Sol Wassermuhl, principal partner and president of Page + Steele Architects, worked closely with the developer – Yorkville Corp. – and the design firm of Powell and Bonnell to create Museum House.
Wassermuhl says it is “quite extraordinary to have a site like this,” with its “forever views across the lake” and nothing but historical buildings in the area.
“There is the ROM, Queen’s Park and University of Toronto and the lake to the south, an extraordinary vista which cannot be blocked,” Wassermuhl says. “To the north, Prince Arthur is a designated historical street and you’re looking toward Yorkville, Forest Hill and beyond. The views are more or less permanent so we had the opportunity to create a high-end building.”
Knowing that the clientele for this project would be people downsizing from large, luxury homes in Forest Hill and Rosedale, Wassermuhl decided that only the best would do. That’s why some key decisions were made, with the aim of setting this project apart from any other residential building in Toronto.
First of all, since the actual property size is relatively small, there will be just one or two suites on every floor, with every suite having private elevator access, sprawling terraces, floor-to-ceiling glass leading to terraces, and, in Wassermuhl’s words, “units finished to a level we have not experienced before.
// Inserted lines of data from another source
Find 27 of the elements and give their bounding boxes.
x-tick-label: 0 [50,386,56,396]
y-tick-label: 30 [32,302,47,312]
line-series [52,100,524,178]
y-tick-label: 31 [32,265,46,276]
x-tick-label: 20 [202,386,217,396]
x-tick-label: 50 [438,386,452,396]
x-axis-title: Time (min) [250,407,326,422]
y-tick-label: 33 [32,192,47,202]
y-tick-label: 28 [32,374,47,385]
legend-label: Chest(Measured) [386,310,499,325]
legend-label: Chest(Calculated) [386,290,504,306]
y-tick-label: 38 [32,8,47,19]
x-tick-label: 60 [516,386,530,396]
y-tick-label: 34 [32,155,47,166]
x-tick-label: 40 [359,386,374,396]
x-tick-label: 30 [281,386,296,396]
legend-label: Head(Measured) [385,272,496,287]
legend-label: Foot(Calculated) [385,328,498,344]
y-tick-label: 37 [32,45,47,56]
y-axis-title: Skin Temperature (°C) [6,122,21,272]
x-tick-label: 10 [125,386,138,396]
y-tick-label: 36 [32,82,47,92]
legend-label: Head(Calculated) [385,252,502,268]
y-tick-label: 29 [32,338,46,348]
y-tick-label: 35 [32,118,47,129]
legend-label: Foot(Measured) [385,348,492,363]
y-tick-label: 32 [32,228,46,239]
“We viewed the aesthetics to be modern, classical, timeless, elegant, simple and clean. The materials used include limestone, metal, glass and brushed stainless steel on the exterior, and the centre podium will be done in limestone. All the facades are considered to be important because they can be seen from every angle.”
The lobby will be finished in natural stone, wood and granite, which Wassermuhl describes as “modern in approach and rich in terms of texture.”
The 24 suites range from 2,000 to 4,000 square feet, priced from $1.5 to over $8 million. The half-floor suites are two-bedroom-plus-den plans, while the full-floor suites have three bedrooms. All of the units will have built-in safes and the master suites will have walls finished in stone, heated floors, and free-standing oval tubs.
Wassermuhl says the “level of finishes is unsurpassed,” with the washrooms and kitchens finely detailed. There are large kitchen/family rooms with European cabinetry and banquettes, so that people coming from spacious homes will maintain a sense of space.
Since Page + Steele have been involved with the first LEED silver-certified residential space in Ontario and possibly Canada – Minto Gardens – energy efficiency and sustainability were paramount to the design and materials used.
Wassermuhl explains that every unit is fully in control of its own environment, with private furnace rooms, so that people heading south for the winter will not be paying to heat their neighbours’ suites.
He says they have “imparted the latest thinking in energy efficiency and sustainability.”
Most of the second floor will be amenity space including a fitness facility, a large party room with a walkout to a terrace, and a guest suite. Parking will be underground and a concierge will be available 24 hours a day.
The sales office is currently under construction and will be open in February. It will be located beside the Four Seasons Hotel and will showcase the kitchen/family room as well as the master washroom. Construction is expected to begin in the fall, 2007, with occupancy tentatively scheduled for the fall in 2009.